Além disso, explica ela, a quantidade de especiarias que utilizamos no preparo de receitas é, de modo geral, muito pequena e isso deve ser levado em consideração quando se pensa nos possíveis efeitos benéficos desses produtos.
E, mesmo que a quantidade de antioxidantes presentes em ervas e pimentas seja alta, isso também não garante que o consumo excessivo desses produtos gere bons resultados. Um exemplo é a vitamina E: um levantamento realizado nos EUA mostrou que as pessoas que tomavam suplementos da vitamina, conhecida por seu poder antioxidante, apresentavam um risco maior de desenvolver câncer de pulmão.

Alternativa para o sal
Mas os especialistas vêem grandes vantagens no uso das especiarias quando o objetivo é reduzir o consumo de sal. "Quem tem diabetes geralmente se preocupa em tirar o açúcar e não pensa em diminuir também o consumo de sal e de gordura. Só que o diabetes, principalmente o tipo 2 [associado à presença de gordura abdominal], está intimamente relacionado à hipertensão", afirma a endocrinologista da Sbem.
A resistência à insulina aumenta a vasoconstrição e, com os vasos sangüíneos mais estreitos, a pressão arterial se eleva, explica Ellinger.
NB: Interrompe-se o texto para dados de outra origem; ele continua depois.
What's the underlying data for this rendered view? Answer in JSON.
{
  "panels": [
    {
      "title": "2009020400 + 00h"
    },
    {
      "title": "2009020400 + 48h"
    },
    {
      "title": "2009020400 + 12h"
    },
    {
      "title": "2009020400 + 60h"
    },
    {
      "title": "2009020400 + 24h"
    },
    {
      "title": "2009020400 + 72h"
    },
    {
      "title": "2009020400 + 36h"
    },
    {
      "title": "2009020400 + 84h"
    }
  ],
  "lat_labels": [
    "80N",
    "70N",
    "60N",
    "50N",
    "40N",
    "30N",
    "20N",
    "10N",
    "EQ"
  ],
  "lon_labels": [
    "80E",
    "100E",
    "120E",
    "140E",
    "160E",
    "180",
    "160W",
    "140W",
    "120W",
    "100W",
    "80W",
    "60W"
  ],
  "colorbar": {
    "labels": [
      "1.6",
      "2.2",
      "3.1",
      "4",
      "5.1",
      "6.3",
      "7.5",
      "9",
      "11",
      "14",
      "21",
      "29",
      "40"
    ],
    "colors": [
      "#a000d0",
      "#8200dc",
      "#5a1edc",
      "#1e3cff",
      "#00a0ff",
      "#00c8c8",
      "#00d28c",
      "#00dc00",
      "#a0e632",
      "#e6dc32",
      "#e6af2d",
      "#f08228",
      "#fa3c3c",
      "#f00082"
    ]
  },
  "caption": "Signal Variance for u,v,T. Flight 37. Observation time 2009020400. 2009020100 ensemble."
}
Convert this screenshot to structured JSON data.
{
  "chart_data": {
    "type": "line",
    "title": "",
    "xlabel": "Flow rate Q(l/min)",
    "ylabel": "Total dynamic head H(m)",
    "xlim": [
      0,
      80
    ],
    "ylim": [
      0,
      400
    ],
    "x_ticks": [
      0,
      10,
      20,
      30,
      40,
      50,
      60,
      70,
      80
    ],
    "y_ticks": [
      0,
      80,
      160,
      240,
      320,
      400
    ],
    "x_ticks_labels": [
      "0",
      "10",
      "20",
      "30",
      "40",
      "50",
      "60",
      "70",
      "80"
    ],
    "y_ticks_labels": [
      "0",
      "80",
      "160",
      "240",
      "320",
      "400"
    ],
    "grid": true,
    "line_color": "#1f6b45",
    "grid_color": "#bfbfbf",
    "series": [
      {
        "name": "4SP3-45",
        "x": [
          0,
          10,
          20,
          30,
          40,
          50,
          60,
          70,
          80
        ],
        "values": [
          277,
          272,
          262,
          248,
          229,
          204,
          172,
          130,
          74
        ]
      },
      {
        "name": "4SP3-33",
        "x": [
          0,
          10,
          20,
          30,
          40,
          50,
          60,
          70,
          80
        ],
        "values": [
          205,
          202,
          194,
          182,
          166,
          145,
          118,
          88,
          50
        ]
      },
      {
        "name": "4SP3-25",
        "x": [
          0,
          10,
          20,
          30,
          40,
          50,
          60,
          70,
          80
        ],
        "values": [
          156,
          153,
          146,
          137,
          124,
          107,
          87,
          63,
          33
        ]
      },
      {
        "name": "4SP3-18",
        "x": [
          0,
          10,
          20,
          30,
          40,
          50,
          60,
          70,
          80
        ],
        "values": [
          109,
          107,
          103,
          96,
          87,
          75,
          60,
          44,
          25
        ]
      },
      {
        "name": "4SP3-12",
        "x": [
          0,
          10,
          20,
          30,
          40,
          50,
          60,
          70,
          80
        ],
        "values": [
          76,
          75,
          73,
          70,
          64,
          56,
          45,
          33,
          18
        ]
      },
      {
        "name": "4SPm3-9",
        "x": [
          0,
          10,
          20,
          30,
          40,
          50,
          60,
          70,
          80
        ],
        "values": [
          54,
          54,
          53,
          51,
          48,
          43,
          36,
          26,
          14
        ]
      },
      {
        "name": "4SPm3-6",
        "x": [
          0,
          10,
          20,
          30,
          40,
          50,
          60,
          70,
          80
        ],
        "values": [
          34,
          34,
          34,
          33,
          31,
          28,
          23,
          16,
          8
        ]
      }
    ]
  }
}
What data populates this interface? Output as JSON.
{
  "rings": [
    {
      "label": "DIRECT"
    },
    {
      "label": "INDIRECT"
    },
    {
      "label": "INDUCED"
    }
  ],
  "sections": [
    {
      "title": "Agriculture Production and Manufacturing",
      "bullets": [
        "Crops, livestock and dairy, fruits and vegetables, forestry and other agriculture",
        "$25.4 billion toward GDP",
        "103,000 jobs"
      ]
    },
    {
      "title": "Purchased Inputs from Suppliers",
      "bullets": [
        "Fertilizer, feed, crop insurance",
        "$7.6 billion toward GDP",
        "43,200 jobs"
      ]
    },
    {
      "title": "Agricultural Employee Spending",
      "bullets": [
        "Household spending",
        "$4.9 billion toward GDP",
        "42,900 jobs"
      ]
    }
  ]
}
Segundo ela, cerca de 80% dos diabéticos também são hipertensos, e a maioria das complicações do diabetes ocorre no sistema circulatório.
O cardiologista Hilton Chaves, secretário-executivo da SBH (Sociedade Brasileira de Hipertensão) e professor de cardiologia da Universidade Federal do Pernambuco, reforça a importância do uso de ervas e de outros tipos de tempero no lugar do sal. "O cloreto de sódio tem um efeito direto na elevação da pressão arterial, que, por sua vez, é um fator de risco para o AVC (acidente vascular cerebral) e para as insuficiências cardíaca e renal."
Para reduzir o uso do ingrediente sem deixar a comida insossa, ele costuma recomendar a seus pacientes o uso da salsinha, da cebolinha e do limão -este último, por sua acidez, "confunde" o paladar, dando a impressão de que o alimento está mais salgado.
É preciso, porém, estar atento aos rótulos dos temperos industrializados (como os preparados para temperar carnes ou arroz), afirma, pois eles podem conter níveis muito altos de sal.
"As pessoas passaram a consumir muitos alimentos industrializados, que têm poucos componentes antioxidantes. E o que se usa para dar sabor são temperos também industrializados, que têm poucos nutrientes e muito sal", afirma Mota.


[!] A RECEITA NO LABORATÓRIO
Quando há excesso de açúcar no sangue, como no diabetes, há mais reações de glicose com proteínas, o que pode levar a inflamações. Para avaliar a ação das especiarias no processo, cientistas misturaram os polifenóis com proteína e açúcar. Os polifenóis reagiram antes com proteínas, evitando a conexão delas com o açúcar. Isso evitou o processo inflamatório. Ainda não se sabe o efeito no corpo humano.